Wemmick owns a house in Walworth which is modelled as a castle, complete with a drawbridge, cannon, and moat. Wemmick feels protected from the harsh realities of his profession by his house. As Wemmick tells Pip, "the office is one thing, and private life is another. When I go into the office, I leave the Castle behind me." He lives with his father, who is referred to as "The Aged Parent", "The Aged P.", or simply "The Aged", a nearly deaf man. Wemmick's ingenuity is seen in ways to communicate with his father, as when he returns from work a tile appears reading "John", signalling his father to lower the drawbridge. Every evening at 9 PM Wemmick fires a cannon known as "The Stinger", which is the only object the Aged Parent has the ability to hear. Nothing is known about his mother, and it is currently unknown whether she was alive in the setting of the story.

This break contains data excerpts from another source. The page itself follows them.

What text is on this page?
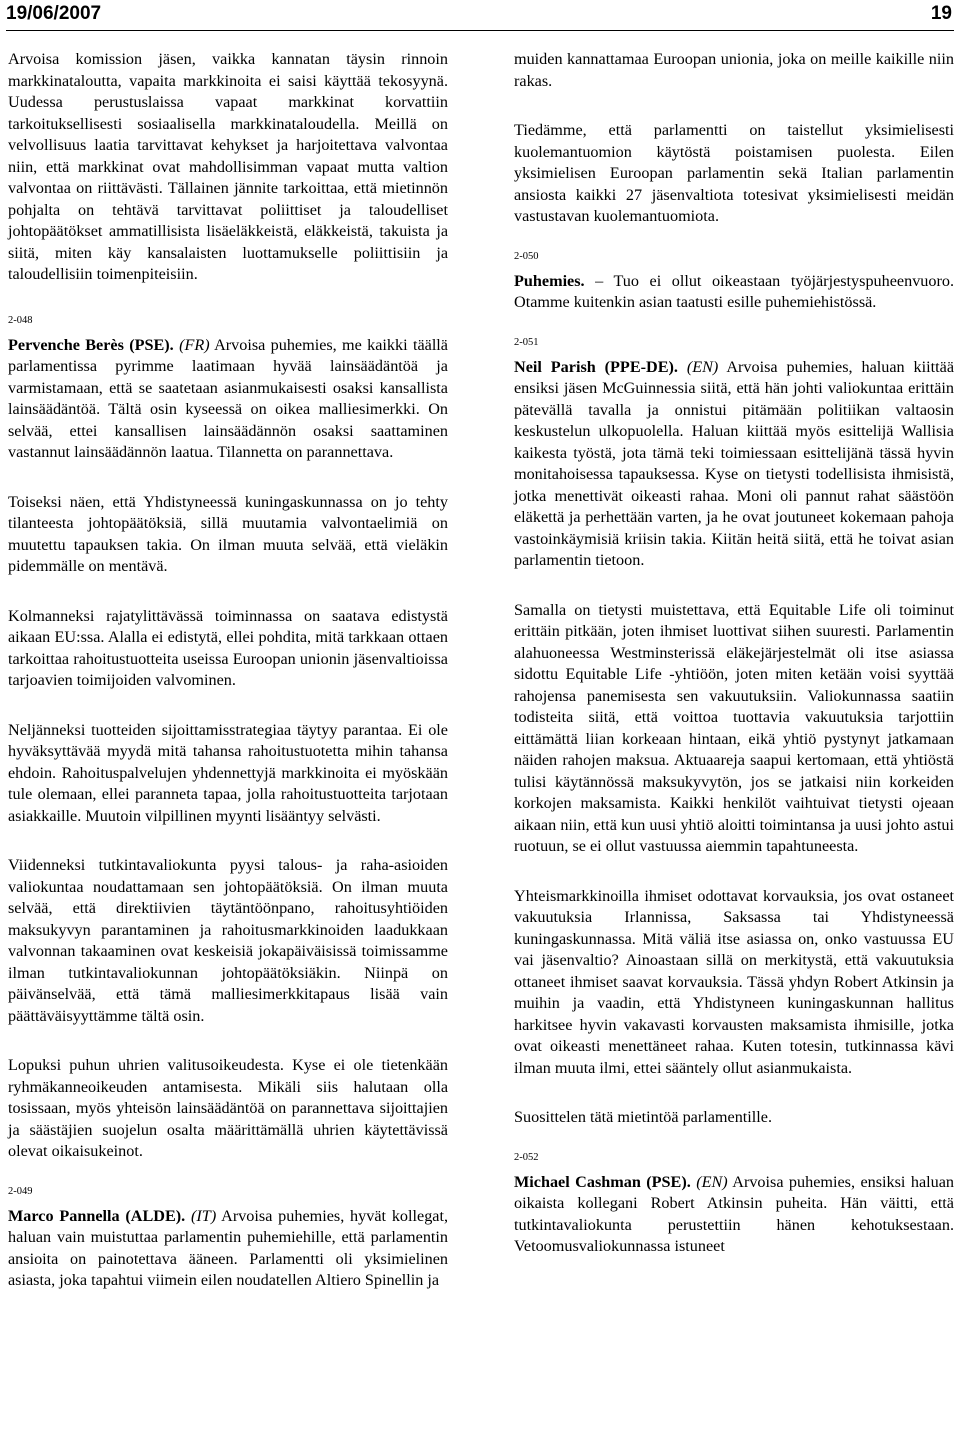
19/06/2007	19

Arvoisa komission jäsen, vaikka kannatan täysin rinnoin markkinataloutta, vapaita markkinoita ei saisi käyttää tekosyynä. Uudessa perustuslaissa vapaat markkinat korvattiin tarkoituksellisesti sosiaalisella markkinataloudella. Meillä on velvollisuus laatia tarvittavat kehykset ja harjoitettava valvontaa niin, että markkinat ovat mahdollisimman vapaat mutta valtion valvontaa on riittävästi. Tällainen jännite tarkoittaa, että mietinnön pohjalta on tehtävä tarvittavat poliittiset ja taloudelliset johtopäätökset ammatillisista lisäeläkkeistä, eläkkeistä, takuista ja siitä, miten käy kansalaisten luottamukselle poliittisiin ja taloudellisiin toimenpiteisiin.

2-048

Pervenche Berès (PSE). (FR) Arvoisa puhemies, me kaikki täällä parlamentissa pyrimme laatimaan hyvää lainsäädäntöä ja varmistamaan, että se saatetaan asianmukaisesti osaksi kansallista lainsäädäntöä. Tältä osin kyseessä on oikea malliesimerkki. On selvää, ettei kansallisen lainsäädännön osaksi saattaminen vastannut lainsäädännön laatua. Tilannetta on parannettava.

Toiseksi näen, että Yhdistyneessä kuningaskunnassa on jo tehty tilanteesta johtopäätöksiä, sillä muutamia valvontaelimiä on muutettu tapauksen takia. On ilman muuta selvää, että vieläkin pidemmälle on mentävä.

Kolmanneksi rajatylittävässä toiminnassa on saatava edistystä aikaan EU:ssa. Alalla ei edistytä, ellei pohdita, mitä tarkkaan ottaen tarkoittaa rahoitustuotteita useissa Euroopan unionin jäsenvaltioissa tarjoavien toimijoiden valvominen.

Neljänneksi tuotteiden sijoittamisstrategiaa täytyy parantaa. Ei ole hyväksyttävää myydä mitä tahansa rahoitustuotetta mihin tahansa ehdoin. Rahoituspalvelujen yhdennettyjä markkinoita ei myöskään tule olemaan, ellei paranneta tapaa, jolla rahoitustuotteita tarjotaan asiakkaille. Muutoin vilpillinen myynti lisääntyy selvästi.

Viidenneksi tutkintavaliokunta pyysi talous- ja raha-asioiden valiokuntaa noudattamaan sen johtopäätöksiä. On ilman muuta selvää, että direktiivien täytäntöönpano, rahoitusyhtiöiden maksukyvyn parantaminen ja rahoitusmarkkinoiden laadukkaan valvonnan takaaminen ovat keskeisiä jokapäiväisissä toimissamme ilman tutkintavaliokunnan johtopäätöksiäkin. Niinpä on päivänselvää, että tämä malliesimerkkitapaus lisää vain päättäväisyyttämme tältä osin.

Lopuksi puhun uhrien valitusoikeudesta. Kyse ei ole tietenkään ryhmäkanneoikeuden antamisesta. Mikäli siis halutaan olla tosissaan, myös yhteisön lainsäädäntöä on parannettava sijoittajien ja säästäjien suojelun osalta määrittämällä uhrien käytettävissä olevat oikaisukeinot.

2-049

Marco Pannella (ALDE). (IT) Arvoisa puhemies, hyvät kollegat, haluan vain muistuttaa parlamentin puhemiehille, että parlamentin ansioita on painotettava ääneen. Parlamentti oli yksimielinen asiasta, joka tapahtui viimein eilen noudatellen Altiero Spinellin ja

muiden kannattamaa Euroopan unionia, joka on meille kaikille niin rakas.

Tiedämme, että parlamentti on taistellut yksimielisesti kuolemantuomion käytöstä poistamisen puolesta. Eilen yksimielisen Euroopan parlamentin sekä Italian parlamentin ansiosta kaikki 27 jäsenvaltiota totesivat yksimielisesti meidän vastustavan kuolemantuomiota.

2-050

Puhemies. – Tuo ei ollut oikeastaan työjärjestyspuheenvuoro. Otamme kuitenkin asian taatusti esille puhemiehistössä.

2-051

Neil Parish (PPE-DE). (EN) Arvoisa puhemies, haluan kiittää ensiksi jäsen McGuinnessia siitä, että hän johti valiokuntaa erittäin pätevällä tavalla ja onnistui pitämään politiikan valtaosin keskustelun ulkopuolella. Haluan kiittää myös esittelijä Wallisia kaikesta työstä, jota tämä teki toimiessaan esittelijänä tässä hyvin monitahoisessa tapauksessa. Kyse on tietysti todellisista ihmisistä, jotka menettivät oikeasti rahaa. Moni oli pannut rahat säästöön eläkettä ja perhettään varten, ja he ovat joutuneet kokemaan pahoja vastoinkäymisiä kriisin takia. Kiitän heitä siitä, että he toivat asian parlamentin tietoon.

Samalla on tietysti muistettava, että Equitable Life oli toiminut erittäin pitkään, joten ihmiset luottivat siihen suuresti. Parlamentin alahuoneessa Westminsterissä eläkejärjestelmät oli itse asiassa sidottu Equitable Life -yhtiöön, joten miten ketään voisi syyttää rahojensa panemisesta sen vakuutuksiin. Valiokunnassa saatiin todisteita siitä, että voittoa tuottavia vakuutuksia tarjottiin eittämättä liian korkeaan hintaan, eikä yhtiö pystynyt jatkamaan näiden rahojen maksua. Aktuaareja saapui kertomaan, että yhtiöstä tulisi käytännössä maksukyvytön, jos se jatkaisi niin korkeiden korkojen maksamista. Kaikki henkilöt vaihtuivat tietysti ojeaan aikaan niin, että kun uusi yhtiö aloitti toimintansa ja uusi johto astui ruotuun, se ei ollut vastuussa aiemmin tapahtuneesta.

Yhteismarkkinoilla ihmiset odottavat korvauksia, jos ovat ostaneet vakuutuksia Irlannissa, Saksassa tai Yhdistyneessä kuningaskunnassa. Mitä väliä itse asiassa on, onko vastuussa EU vai jäsenvaltio? Ainoastaan sillä on merkitystä, että vakuutuksia ottaneet ihmiset saavat korvauksia. Tässä yhdyn Robert Atkinsin ja muihin ja vaadin, että Yhdistyneen kuningaskunnan hallitus harkitsee hyvin vakavasti korvausten maksamista ihmisille, jotka ovat oikeasti menettäneet rahaa. Kuten totesin, tutkinnassa kävi ilman muuta ilmi, ettei sääntely ollut asianmukaista.

Suosittelen tätä mietintöä parlamentille.

2-052

Michael Cashman (PSE). (EN) Arvoisa puhemies, ensiksi haluan oikaista kollegani Robert Atkinsin puheita. Hän väitti, että tutkintavaliokunta perustettiin hänen kehotuksestaan. Vetoomusvaliokunnassa istuneet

He is engaged to marry Miss Skiffins, a source of joy in his life. His behavior with Miss Skiffins is another indication of Wemmick's split character status. In his personal life Wemmick, for the first time, also reveals a "sexuality which Dickens comically depicts in his relationship with the brightly apparelled but wooden Miss Skiffins." Pip approves of Wemmick's behaviour around Miss Skiffins, insofar as it humanizes him. This is contrasted with Pip's observation of Wemmick's behaviour in the presence of Jaggers, which he compares to his behaviour around Miss Skiffins by saying "there were twin Wemmicks and this was the wrong one."